Starting point is 00:08:34 Maybe to speak about one thing that is not a huge thing, though, is we are continuing to extend this concept of anomaly detection into different areas. So one of the things that you will see in the next 12 months is extending that into log monitoring. So we will automatically discover different patterns in a log file. So if you see a log line that we have never seen before in the context of a problem, we will automatically point you to that. So we are extending that and we are continuously of course investing into our AI capabilities
Starting point is 00:09:14 in general. Perfect, cool. Hey Andy, well enjoy the rest of the conference.
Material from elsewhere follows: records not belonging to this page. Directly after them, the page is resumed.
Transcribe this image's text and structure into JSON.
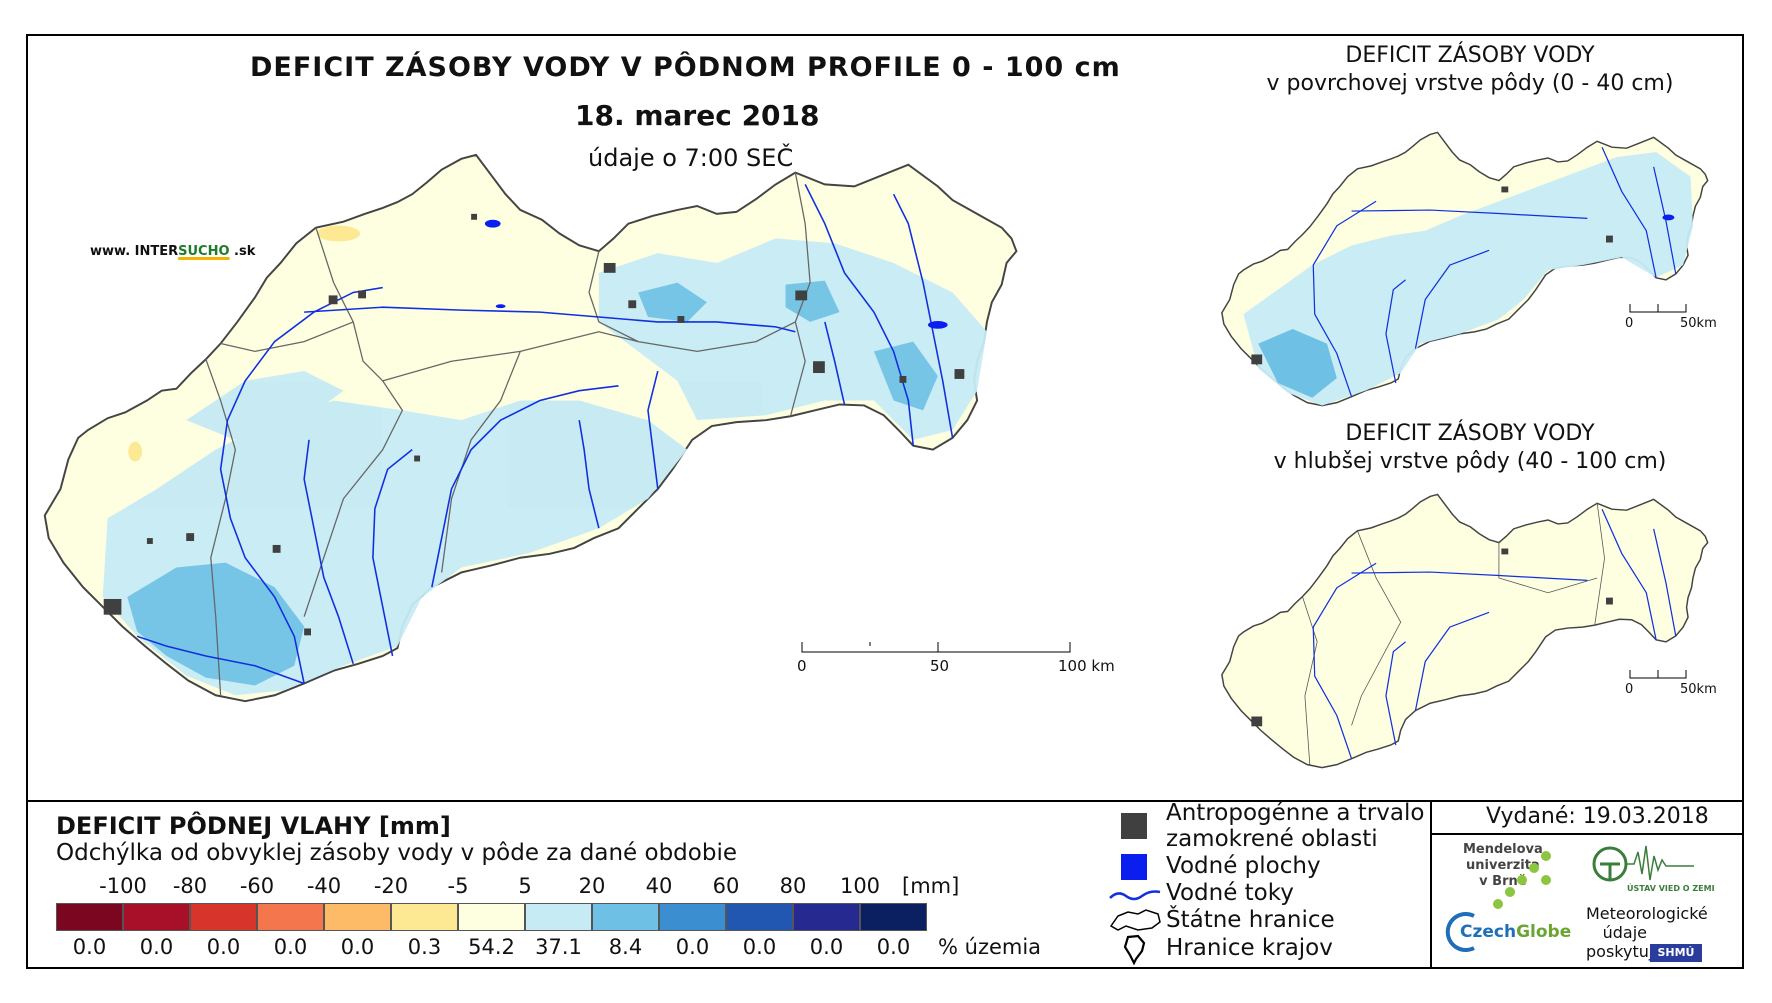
{
  "title": "DEFICIT ZÁSOBY VODY V PÔDNOM PROFILE 0 - 100 cm",
  "date": "18. marec 2018",
  "time_note": "údaje o 7:00 SEČ",
  "website": {
    "prefix": "www. INTER",
    "accent": "SUCHO",
    "suffix": " .sk"
  },
  "inset_top": {
    "line1": "DEFICIT ZÁSOBY VODY",
    "line2": "v povrchovej vrstve pôdy (0 - 40 cm)"
  },
  "inset_bottom": {
    "line1": "DEFICIT ZÁSOBY VODY",
    "line2": "v hlubšej vrstve pôdy (40 - 100 cm)"
  },
  "main_scale": {
    "labels": [
      "0",
      "50",
      "100 km"
    ]
  },
  "inset_scale": {
    "labels": [
      "0",
      "50km"
    ]
  },
  "legend": {
    "title": "DEFICIT PÔDNEJ VLAHY [mm]",
    "subtitle": "Odchýlka od obvyklej zásoby vody v pôde za dané obdobie",
    "unit": "[mm]",
    "boundaries": [
      "-100",
      "-80",
      "-60",
      "-40",
      "-20",
      "-5",
      "5",
      "20",
      "40",
      "60",
      "80",
      "100"
    ],
    "colors": [
      "#7a0620",
      "#a8102a",
      "#d7342b",
      "#f4764d",
      "#fdbb68",
      "#fde893",
      "#fefee0",
      "#c6ebf5",
      "#6ec1e4",
      "#3b8fd0",
      "#2157b0",
      "#262a90",
      "#0a2060"
    ],
    "percentages": [
      "0.0",
      "0.0",
      "0.0",
      "0.0",
      "0.0",
      "0.3",
      "54.2",
      "37.1",
      "8.4",
      "0.0",
      "0.0",
      "0.0",
      "0.0"
    ],
    "pct_unit": "% územia"
  },
  "symbols": [
    {
      "id": "urban",
      "label": "Antropogénne a trvalo",
      "label2": "zamokrené oblasti",
      "color": "#404040"
    },
    {
      "id": "water",
      "label": "Vodné plochy",
      "color": "#0a1ef0"
    },
    {
      "id": "rivers",
      "label": "Vodné toky",
      "color": "#1030e0"
    },
    {
      "id": "border",
      "label": "Štátne hranice"
    },
    {
      "id": "regions",
      "label": "Hranice krajov"
    }
  ],
  "issued": "Vydané: 19.03.2018",
  "logos": {
    "mendel": [
      "Mendelova",
      "univerzita",
      "v Brně"
    ],
    "czechglobe_a": "Czech",
    "czechglobe_b": "Globe",
    "uvz": "ÚSTAV VIED O ZEMI",
    "met": [
      "Meteorologické",
      "údaje",
      "poskytuje:"
    ],
    "shmu": "SHMÚ"
  }
}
Thanks for building such an awesome product with the rest of the team and in case listeners are actually in Vegas I assume and they want to talk to you they can probably find you in the exhibition area in the marketplace
Starting point is 00:09:33 absolutely, try to get hold of me it's one of the really important things for me to get in touch with customers listen to your feedback looking forward to talking to you so thanks Andy for Pure Performance, I am Andy Gradman Listen to your feedback. Looking forward to talking to you. So thanks, Andy. For Pure Performance, I am Andy Grabman.